With over 23 years of experience as a Registered Nurse in various acute care areas, Jacquie can be considered a nursing expert. She has held positions within both the clinical and academic arenas. Jacquie’s professional career spans areas of general medicine, emergency medicine, cardiac care, surgery, and ambulatory care. She has held leadership roles as a bedside nurse, Corporate Clinical Specialist, Clinical Resource Nurse, Professional Practice Leader for Nursing, Research, and more recently Clinical Educator. Within the academic realm, Jacquie has taught both clinical groups and theory/lecture in a large community college in the Practical Nurse program, and former Diploma Nurse Program. Jacquie is a graduate of Humber College’s Nursing Diploma Program. She completed her undergraduate degree (Bachelorette of Nursing; BN) at the University of New Brunswick, and was the first cohort of the Humber/UNB School of Nursing Partnership. Jacquie completed her Master’s degree (Masters in the Science of Nursing; MScN) at York University in 2007. Jacquie is a mother of teenage twin girls. She is the President of the Highland Dancers’ Association of Ontario and a Level 2 trainer with Ontario Women’s Hockey Association. Jacquie is an active volunteer within her community hospital and has been honored to volunteer her time and skills with the Medical team for the Princess Margaret Hospital Walk for the past 10 years, and more recently the Ride to Conquer Cancer.

POSTER 10: Mother and Baby Follow Up Clinic

North York General Hospital (NYGH) strives for quality and safety as families transition home after birth and recognizes the need for standardized newborn hyperbilirubinemia monitoring post-discharge from the hospital. Hyperbilirubinemia affects sixty percent of term babies in the first week of life and contributes to increased emergency department visits and readmissions. A strategy to support this gap was to expand the Registered Nurse (RN) led breastfeeding clinic model to include newborn follow-up care (i.e. hyperbilirubinemia monitoring), and provide timely access to care that would lead to increased patient safety, decreased emergency department visits and readmission rates. An analysis of expected patient volumes was completed and the estimated clinic visits was projected to increase significantly, requiring the need for increased administrative support, physician access, and laboratory services. A Registered Practical Nurse (RPN) Led model provided a unique leadership opportunity for RPNs currently working in the Mother and Baby inpatient unit to expand their skills and support their patients across the continuum of care as they transitioned home. Utilizing RPNs to their full scope of practice leads to economic benefits (Schanler, 2016).
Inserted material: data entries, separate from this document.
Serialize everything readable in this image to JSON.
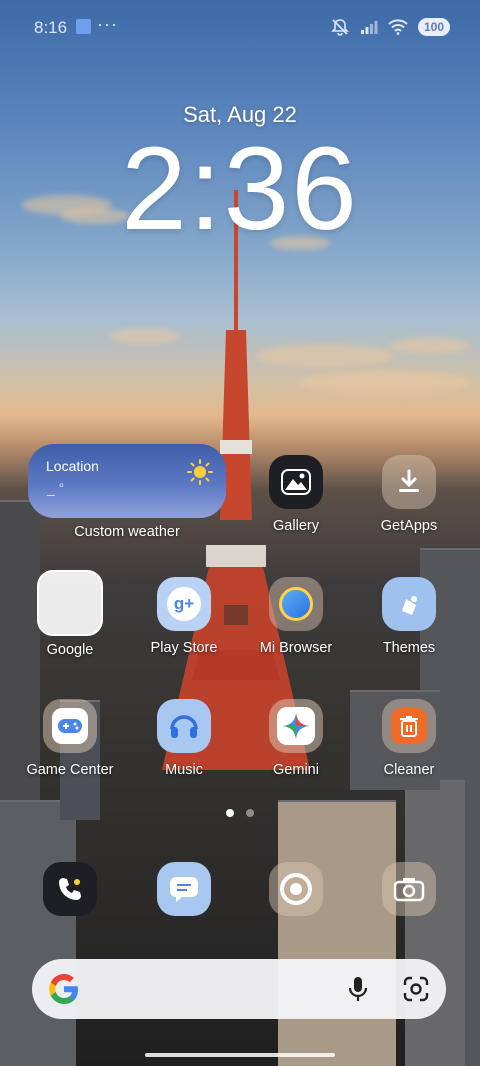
{
  "status_bar": {
    "time": "8:16",
    "notification_dots": "···",
    "battery_level": "100"
  },
  "lockscreen": {
    "date": "Sat, Aug 22",
    "clock": "2:36"
  },
  "weather_widget": {
    "location_label": "Location",
    "temperature": "_ °",
    "caption": "Custom weather"
  },
  "apps": [
    {
      "label": "Gallery"
    },
    {
      "label": "GetApps"
    },
    {
      "label": "Google"
    },
    {
      "label": "Play Store"
    },
    {
      "label": "Mi Browser"
    },
    {
      "label": "Themes"
    },
    {
      "label": "Game Center"
    },
    {
      "label": "Music"
    },
    {
      "label": "Gemini"
    },
    {
      "label": "Cleaner"
    }
  ],
  "dock": [
    "Phone",
    "Messaging",
    "Chrome",
    "Camera"
  ],
  "pager": {
    "pages": 2,
    "current": 1
  },
  "search_bar": {
    "logo": "G"
  },
  "colors": {
    "accent_blue": "#4a7ee0",
    "widget_blue": "#4f6dbb"
  }
}
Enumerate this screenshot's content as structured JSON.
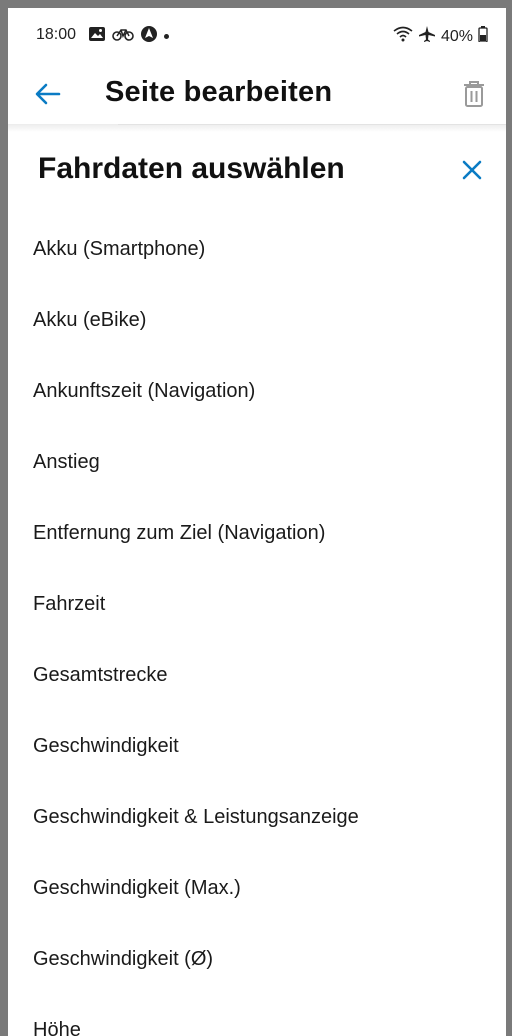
{
  "status_bar": {
    "time": "18:00",
    "battery": "40%",
    "icons_left": [
      "image-icon",
      "bike-icon",
      "navigation-icon"
    ],
    "icons_right": [
      "wifi-icon",
      "airplane-icon",
      "battery-icon"
    ]
  },
  "app_bar": {
    "title": "Seite bearbeiten"
  },
  "sheet": {
    "title": "Fahrdaten auswählen",
    "items": [
      "Akku (Smartphone)",
      "Akku (eBike)",
      "Ankunftszeit (Navigation)",
      "Anstieg",
      "Entfernung zum Ziel (Navigation)",
      "Fahrzeit",
      "Gesamtstrecke",
      "Geschwindigkeit",
      "Geschwindigkeit & Leistungsanzeige",
      "Geschwindigkeit (Max.)",
      "Geschwindigkeit (Ø)",
      "Höhe"
    ]
  },
  "colors": {
    "accent": "#0a7bc4",
    "text": "#111111",
    "muted_icon": "#9a9a9a",
    "frame": "#7a7a7a"
  }
}
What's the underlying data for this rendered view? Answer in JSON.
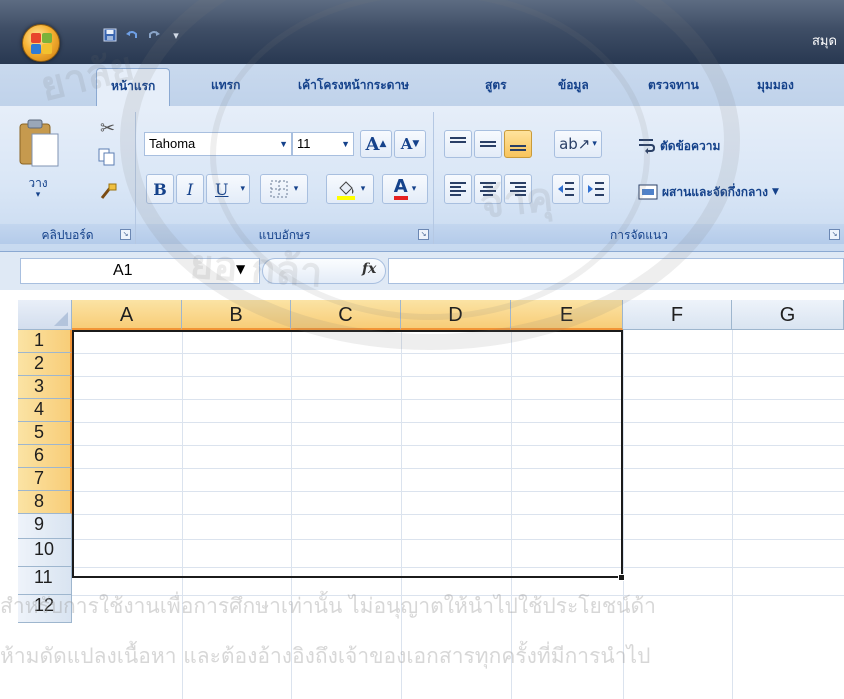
{
  "title_bar": {
    "app_title": "สมุด",
    "quick_access": [
      "save-icon",
      "undo-icon",
      "redo-icon",
      "customize-icon"
    ]
  },
  "tabs": [
    {
      "label": "หน้าแรก",
      "active": true
    },
    {
      "label": "แทรก",
      "active": false
    },
    {
      "label": "เค้าโครงหน้ากระดาษ",
      "active": false
    },
    {
      "label": "สูตร",
      "active": false
    },
    {
      "label": "ข้อมูล",
      "active": false
    },
    {
      "label": "ตรวจทาน",
      "active": false
    },
    {
      "label": "มุมมอง",
      "active": false
    }
  ],
  "ribbon": {
    "clipboard": {
      "paste_label": "วาง",
      "group_label": "คลิปบอร์ด"
    },
    "font": {
      "font_name": "Tahoma",
      "font_size": "11",
      "bold": "B",
      "italic": "I",
      "underline": "U",
      "grow": "A",
      "shrink": "A",
      "font_color": "A",
      "group_label": "แบบอักษร"
    },
    "alignment": {
      "wrap_text": "ตัดข้อความ",
      "merge_center": "ผสานและจัดกึ่งกลาง",
      "group_label": "การจัดแนว"
    }
  },
  "formula_bar": {
    "name_box": "A1",
    "fx": "fx",
    "value": ""
  },
  "sheet": {
    "columns": [
      "A",
      "B",
      "C",
      "D",
      "E",
      "F",
      "G"
    ],
    "rows": [
      "1",
      "2",
      "3",
      "4",
      "5",
      "6",
      "7",
      "8",
      "9",
      "10",
      "11",
      "12"
    ],
    "selected_range": "A1:E8"
  },
  "watermark": {
    "line1": "สำหรับการใช้งานเพื่อการศึกษาเท่านั้น ไม่อนุญาตให้นำไปใช้ประโยชน์ด้า",
    "line2": "ห้ามดัดแปลงเนื้อหา และต้องอ้างอิงถึงเจ้าของเอกสารทุกครั้งที่มีการนำไป",
    "seal_text_1": "ยาลัย",
    "seal_text_2": "จ้าคุ",
    "seal_text_3": "ยอ  กล้า"
  },
  "colors": {
    "title_bar": "#3f4e66",
    "ribbon": "#dfe9f5",
    "selected_header": "#f8cd78",
    "tab_text": "#15428b"
  }
}
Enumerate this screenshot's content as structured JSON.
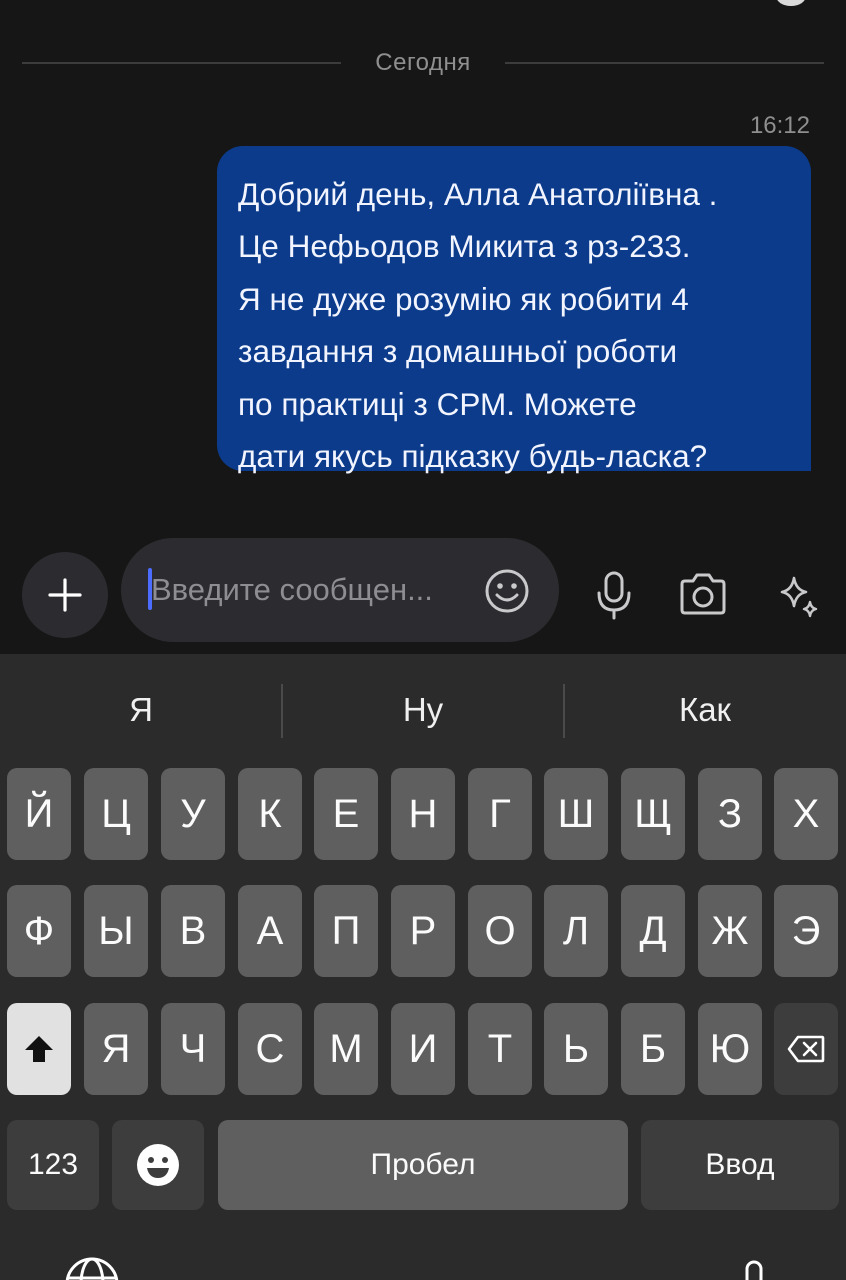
{
  "chat": {
    "date_separator": "Сегодня",
    "message": {
      "time": "16:12",
      "text": "Добрий день, Алла Анатоліївна .\nЦе Нефьодов Микита з рз-233.\nЯ не дуже розумію як робити 4\nзавдання з домашньої роботи\nпо практиці з СРМ. Можете\nдати якусь підказку будь-ласка?"
    }
  },
  "composer": {
    "placeholder": "Введите сообщен...",
    "accent_color": "#0b3b8a",
    "icons": [
      "plus-icon",
      "emoji-icon",
      "microphone-icon",
      "camera-icon",
      "ai-sparkle-icon"
    ]
  },
  "keyboard": {
    "suggestions": [
      "Я",
      "Ну",
      "Как"
    ],
    "row1": [
      "Й",
      "Ц",
      "У",
      "К",
      "Е",
      "Н",
      "Г",
      "Ш",
      "Щ",
      "З",
      "Х"
    ],
    "row2": [
      "Ф",
      "Ы",
      "В",
      "А",
      "П",
      "Р",
      "О",
      "Л",
      "Д",
      "Ж",
      "Э"
    ],
    "row3": [
      "Я",
      "Ч",
      "С",
      "М",
      "И",
      "Т",
      "Ь",
      "Б",
      "Ю"
    ],
    "numbers_label": "123",
    "space_label": "Пробел",
    "enter_label": "Ввод"
  }
}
Financial resources were reallocated by transitioning from an RN to RPN model to support additional administrative, physician and laboratory support in the clinic and increased staffing flexibility. The model transition allowed for leadership opportunities for RPNs to expand their skills and act as a resource for their colleagues on the inpatient unit. Many organizations have implemented a clinic model to support newborn follow-up care. However, these clinics are led by a variety of providers, including RNs, physicians, or midwives who specialize in breastfeeding support. The innovative RPN led model provides a unique leadership opportunity in promoting health and maximized their scope of practice, while being fiscally responsible within our healthcare system.


Kayla Nault is an RPN and Certified Lactation Consultant who leads the Mother and Baby Follow up Clinic at North York General Hospital, as the organization works towards the Baby Friendly Initiative (BFI) Ontario. She leads and works collaboratively with Toronto Public Health to assist parents with breastfeeding, health promotion, and newborn assessments. Kayla is a member of the Newborn Quality Committee and is the leader in creating solutions on newborn related issues at the clinic.

Adrienne Pang is the current educator for the mother baby unit until January of 2019 covering a maternity leave. Adrienne is a RN who is also completing her masters in health management and has worked alongside Kayla Nault on the mother and baby floor at NYGH for the past 5 years.